[rb-general] Wished field in buildinfo files (debian)
Vagrant Cascadian
vagrant at debian.org
Fri Dec 7 15:37:13 CET 2018
On 2018-12-07, Eli Schwartz wrote:
> On 12/7/18 8:41 AM, Vagrant Cascadian wrote:
>> On 2018-12-07, Juan Picca wrote:
>>> Rationale:
>>> To reproduce a package (manually for now) maybe is convenient and easy
>>> for the creation of the schroot used by sbuild an url based in s.d.o
>>> with the timestamp of the build and the distribution used.
>>>
>>> Example:
>>> For example in the buildinfo file for 0ad [2] I would like a field
>>> similar to (name can change):
>>>
>>> Build-Snapshot: /archive/debian/20181203T153211Z testing
>>
>> The official Debian buildds do not use snapshots.debian.org, and may not
>> even be up to date with the current packages in sid/testing/stable,
>> etc.
>>
>> So you can only really guess at this information; there's no way to
>> programatically know which appropriate snapshot was used- in fact, there
>> may not even be a single snapshot which captures all of the packages
>> used in the build.
>>
>> If you're doing a rebuild, I could see this as a useful hint to other
>> rebuilders, if you happen to use one or more Snapshots in the build, it
>> would be useful to record that information. But it would have to be
>> added after dpkg generates the .buildinfo; I doubt you'll be able to get
>> that sort of code into dpkg.
>
> The Arch Linux Archive has unambiguous links to every package. We use
> dated snapshots to provide a view of the package repositories at any
> given time (fully functional as repository mirrors) but also provide a
> non-dated link:
> archive.archlinux.org/packages/f/foo/foo-version-release-architecture.fileextension
>
> Maybe Debian could provide something similar for its snapshots?
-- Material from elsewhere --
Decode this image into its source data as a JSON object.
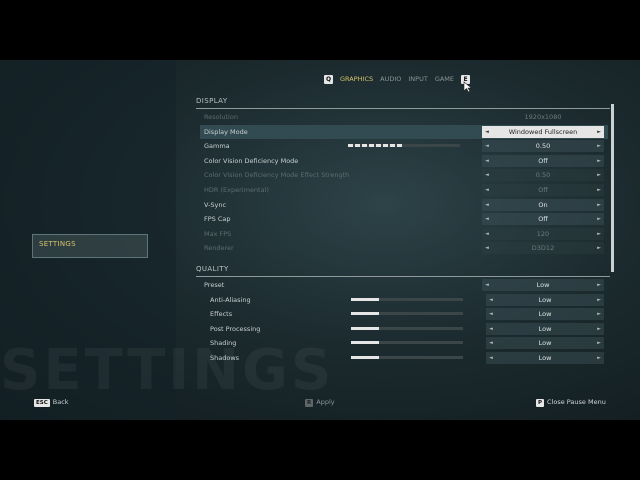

The snapshots that Debian provides are actually based on the sha1sum
hash of the files, but they're not used in the "normal" mirrors. The
official build infrastructure doesn't use such snapshots.
>> It's also possible to re-build a package with a different distribution
>> in the changelog file, though this is rare.
>
> Why is this allowed by the tooling, to have multiple packages that claim
> to be the exact same version and distro release?
The official archive prevents this by ensuring non-conflicting
filenames, but other tooling does not.
There's nothing to prevent someone from rebuilding a package locally,
and the corresponding .buildinfo could still be uploaded to some
external service to compare against the official builds.
> Arch does not explicitly have tooling to blacklist this, but we would
> consider it a major bug if someone went ahead and did it anyway.
Which suite/release it gets installed to is actually taken from the
.changes file, not the changelog file in the package, so the two can
have different information. It is generally considered a a bug and/or
undesirable, sure.
> I thought Debian-based distros used the distribution releasename as part
> of the package release field, to prevent these sort of clashes.
Well, packages move from unstable to testing and eventually to stable,
so there's no single "correct" release to target on a per-package
basis. The Release, Packages and Sources files describe which packages
are part of any given suite/release, and the same exact packages may be
included in multiple suites/releases.